Prove that the lengths of tangents drawn from an external point ^@ A ^@ to the points ^@ P ^@ and ^@ Q ^@ on the circle are equal.
Answer:
- It is given that two tangents are drawn from an external point ^@ A ^@ to the points ^@ P ^@ and ^@ Q ^@ on the circle.
The given situation is represented by the below image.
We have to prove that the length ^@ AP ^@ is equal to length ^@ AQ ^@. - Let us join the point ^@ O ^@ to points ^@P, Q,^@ and ^@A.^@
We get
^@ AP ^@ is a tangent at ^@ P ^@ and ^@ OP ^@ is the radius through ^@ P ^@.
We know that the tangent at any point of a circle is perpendicular to the radius through the point of contact.

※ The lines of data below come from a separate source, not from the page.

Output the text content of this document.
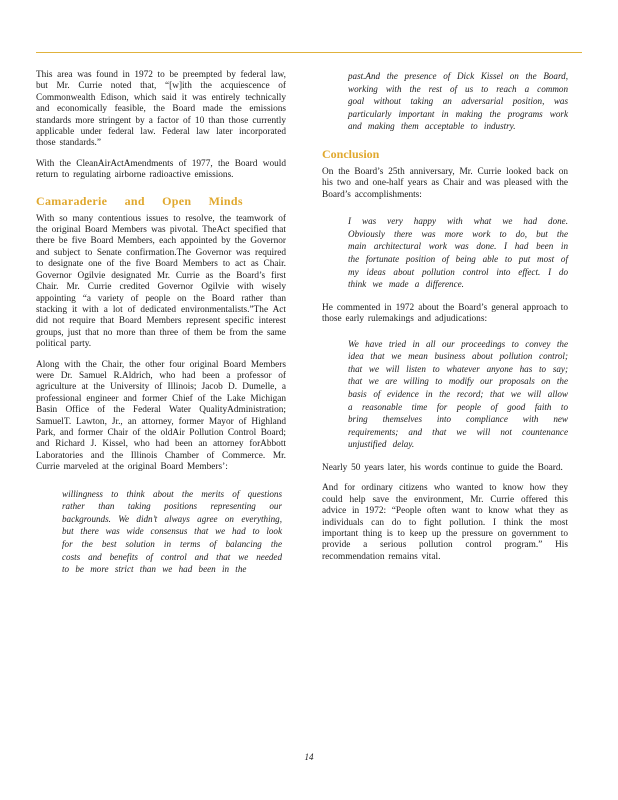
This area was found in 1972 to be preempted by federal law, but Mr. Currie noted that, “[w]ith the acquiescence of Commonwealth Edison, which said it was entirely technically and economically feasible, the Board made the emissions standards more stringent by a factor of 10 than those currently applicable under federal law. Federal law later incorporated those standards.”

With the CleanAirActAmendments of 1977, the Board would return to regulating airborne radioactive emissions.

Camaraderie and Open Minds

With so many contentious issues to resolve, the teamwork of the original Board Members was pivotal. TheAct specified that there be five Board Members, each appointed by the Governor and subject to Senate confirmation.The Governor was required to designate one of the five Board Members to act as Chair. Governor Ogilvie designated Mr. Currie as the Board’s first Chair. Mr. Currie credited Governor Ogilvie with wisely appointing “a variety of people on the Board rather than stacking it with a lot of dedicated environmentalists.”The Act did not require that Board Members represent specific interest groups, just that no more than three of them be from the same political party.

Along with the Chair, the other four original Board Members were Dr. Samuel R.Aldrich, who had been a professor of agriculture at the University of Illinois; Jacob D. Dumelle, a professional engineer and former Chief of the Lake Michigan Basin Office of the Federal Water QualityAdministration; SamuelT. Lawton, Jr., an attorney, former Mayor of Highland Park, and former Chair of the oldAir Pollution Control Board; and Richard J. Kissel, who had been an attorney forAbbott Laboratories and the Illinois Chamber of Commerce. Mr. Currie marveled at the original Board Members’:

willingness to think about the merits of questions rather than taking positions representing our backgrounds. We didn’t always agree on everything, but there was wide consensus that we had to look for the best solution in terms of balancing the costs and benefits of control and that we needed to be more strict than we had been in the
past.And the presence of Dick Kissel on the Board, working with the rest of us to reach a common goal without taking an adversarial position, was particularly important in making the programs work and making them acceptable to industry.
Conclusion

On the Board’s 25th anniversary, Mr. Currie looked back on his two and one-half years as Chair and was pleased with the Board’s accomplishments:

I was very happy with what we had done. Obviously there was more work to do, but the main architectural work was done. I had been in the fortunate position of being able to put most of my ideas about pollution control into effect. I do think we made a difference.

He commented in 1972 about the Board’s general approach to those early rulemakings and adjudications:

We have tried in all our proceedings to convey the idea that we mean business about pollution control; that we will listen to whatever anyone has to say; that we are willing to modify our proposals on the basis of evidence in the record; that we will allow a reasonable time for people of good faith to bring themselves into compliance with new requirements; and that we will not countenance unjustified delay.

Nearly 50 years later, his words continue to guide the Board.

And for ordinary citizens who wanted to know how they could help save the environment, Mr. Currie offered this advice in 1972: “People often want to know what they as individuals can do to fight pollution. I think the most important thing is to keep up the pressure on government to provide a serious pollution control program.” His recommendation remains vital.

14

^@ \implies OP \perp AP ^@
Also, ^@ AQ ^@ is a tangent at ^@ Q ^@ and ^@ OQ ^@ is the radius through ^@ Q ^@.
We know that the tangent at any point of a circle is perpendicular to the radius through the point of contact.
^@ \implies OQ \perp AQ ^@ - In right- angled triangle ^@ OPA ^@ and ^@ OQA ^@, we have @^ \begin{aligned} & OP = OQ && \text{[Radius of the same circle]} \\ & OA = OA && \text{[Common]} \\ \implies & \triangle OPA \cong \triangle OQA && \text{[By RHS-congruence]} \end{aligned} @^
- As the corresponding parts of congruent triangle are equal, we have ^@ AP = AQ ^@.
- Thus, the lengths of tangents drawn from an external point ^@ A ^@ to the points ^@ P ^@ and ^@ Q ^@ on the circle are equal.